The Government of Canada, through the Canada Mortgage and Housing Corporation (CMHC), can also help eligible home or building owners to make housing accessible to people with disabilities through the following programs: Residential Rehabilitation Assistance Program for Persons with Disabilities (RRAP - Disabilities), which will provide up to $60,000 for needed accessibility modifictions with conditions, and Home Adaptations for Seniors’ Independence Program (HASI), which provides assistance to low income seniors up to $10,000 with conditions. These programs and several publications about home modifications can be found on the CMHC website listed in the resource directory at the back of this book.

The Canada-PEI Affordable Housing Agreement is administered through the Department of Social Services and Seniors.
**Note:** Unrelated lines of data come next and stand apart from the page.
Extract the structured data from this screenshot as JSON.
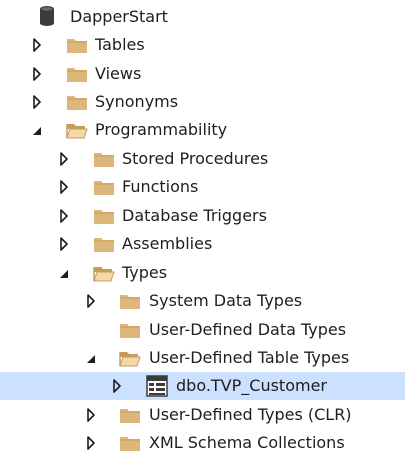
{
  "tree": {
    "nodes": [
      {
        "id": "dapperstart",
        "label": "DapperStart",
        "icon": "database-icon",
        "expander": "none"
      },
      {
        "id": "tables",
        "label": "Tables",
        "icon": "folder-icon",
        "expander": "collapsed"
      },
      {
        "id": "views",
        "label": "Views",
        "icon": "folder-icon",
        "expander": "collapsed"
      },
      {
        "id": "synonyms",
        "label": "Synonyms",
        "icon": "folder-icon",
        "expander": "collapsed"
      },
      {
        "id": "programmability",
        "label": "Programmability",
        "icon": "folder-open-icon",
        "expander": "expanded"
      },
      {
        "id": "stored-procedures",
        "label": "Stored Procedures",
        "icon": "folder-icon",
        "expander": "collapsed"
      },
      {
        "id": "functions",
        "label": "Functions",
        "icon": "folder-icon",
        "expander": "collapsed"
      },
      {
        "id": "database-triggers",
        "label": "Database Triggers",
        "icon": "folder-icon",
        "expander": "collapsed"
      },
      {
        "id": "assemblies",
        "label": "Assemblies",
        "icon": "folder-icon",
        "expander": "collapsed"
      },
      {
        "id": "types",
        "label": "Types",
        "icon": "folder-open-icon",
        "expander": "expanded"
      },
      {
        "id": "system-data-types",
        "label": "System Data Types",
        "icon": "folder-icon",
        "expander": "collapsed"
      },
      {
        "id": "user-defined-data-types",
        "label": "User-Defined Data Types",
        "icon": "folder-icon",
        "expander": "none"
      },
      {
        "id": "user-defined-table-types",
        "label": "User-Defined Table Types",
        "icon": "folder-open-icon",
        "expander": "expanded"
      },
      {
        "id": "tvp-customer",
        "label": "dbo.TVP_Customer",
        "icon": "table-type-icon",
        "expander": "collapsed",
        "selected": true
      },
      {
        "id": "user-defined-types-clr",
        "label": "User-Defined Types (CLR)",
        "icon": "folder-icon",
        "expander": "collapsed"
      },
      {
        "id": "xml-schema-collections",
        "label": "XML Schema Collections",
        "icon": "folder-icon",
        "expander": "collapsed"
      }
    ]
  },
  "colors": {
    "folder": "#dcb67a",
    "folder_dark": "#c69c5c",
    "selection": "#cce0ff",
    "text": "#1e1e1e",
    "arrow": "#1e1e1e"
  }
}
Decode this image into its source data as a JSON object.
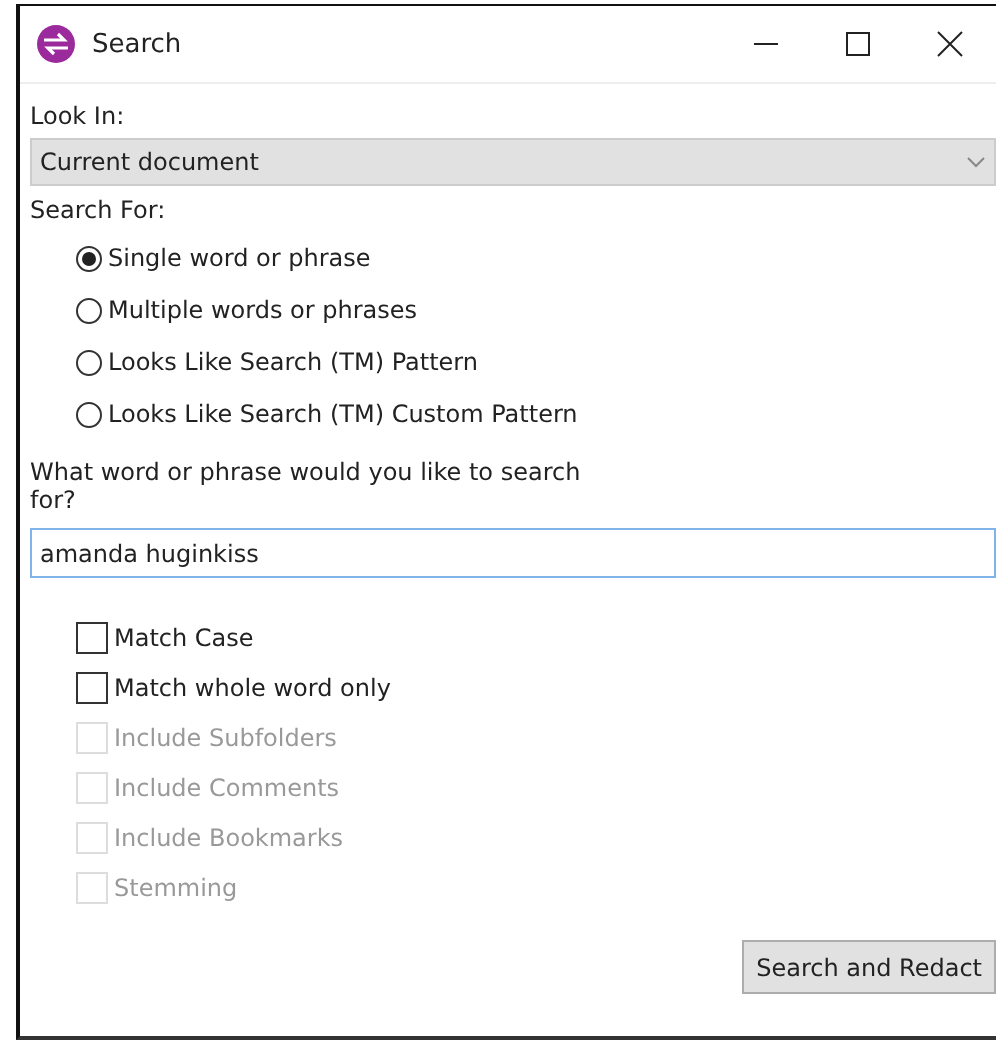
{
  "window": {
    "title": "Search"
  },
  "look_in": {
    "label": "Look In:",
    "value": "Current document"
  },
  "search_for": {
    "label": "Search For:",
    "options": [
      {
        "label": "Single word or phrase",
        "selected": true
      },
      {
        "label": "Multiple words or phrases",
        "selected": false
      },
      {
        "label": "Looks Like Search (TM) Pattern",
        "selected": false
      },
      {
        "label": "Looks Like Search (TM) Custom Pattern",
        "selected": false
      }
    ]
  },
  "query": {
    "label": "What word or phrase would you like to search for?",
    "value": "amanda huginkiss"
  },
  "options": [
    {
      "label": "Match Case",
      "checked": false,
      "disabled": false
    },
    {
      "label": "Match whole word only",
      "checked": false,
      "disabled": false
    },
    {
      "label": "Include Subfolders",
      "checked": false,
      "disabled": true
    },
    {
      "label": "Include Comments",
      "checked": false,
      "disabled": true
    },
    {
      "label": "Include Bookmarks",
      "checked": false,
      "disabled": true
    },
    {
      "label": "Stemming",
      "checked": false,
      "disabled": true
    }
  ],
  "buttons": [
    "Search and Redact"
  ]
}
Provincial priorities are stated as creating "housing for families and persons with disabilities." The provincial government has partnered with Habitat for Humanity to deliver the home ownership component.

Organizations speaking on behalf of persons with physical disabilities describe a lack of accessible, affordable rental housing across the province. The Council of People with Disabilities reports that should a person with a disability require Social Assistance, the 2009 maximum shelter component is just over $500 (intended to cover rent, heat, and electricity) for a single person with a disability, while the cost of barrier-free apartments on PEI is much higher. A recent trend in Canadian homebuilding is called Universal Design. Universal design is, "The design of products and environments to be usable by all people, to the greatest extent possible, without the need for adaptation or specialized design."1 Essentially if new homes are built with elements like wider doors and hallways, an accessible washroom on the lower level, no step up into houses, keyless locks with a remote control or keypad, and lever style door handles, they become not only spacious homes to age gracefully in, but houses that can be used by any family member or friend with a mobility impairment. Universal design is functional, beautiful, and adds very little to initial home building costs as compared to adapting a home at a later date.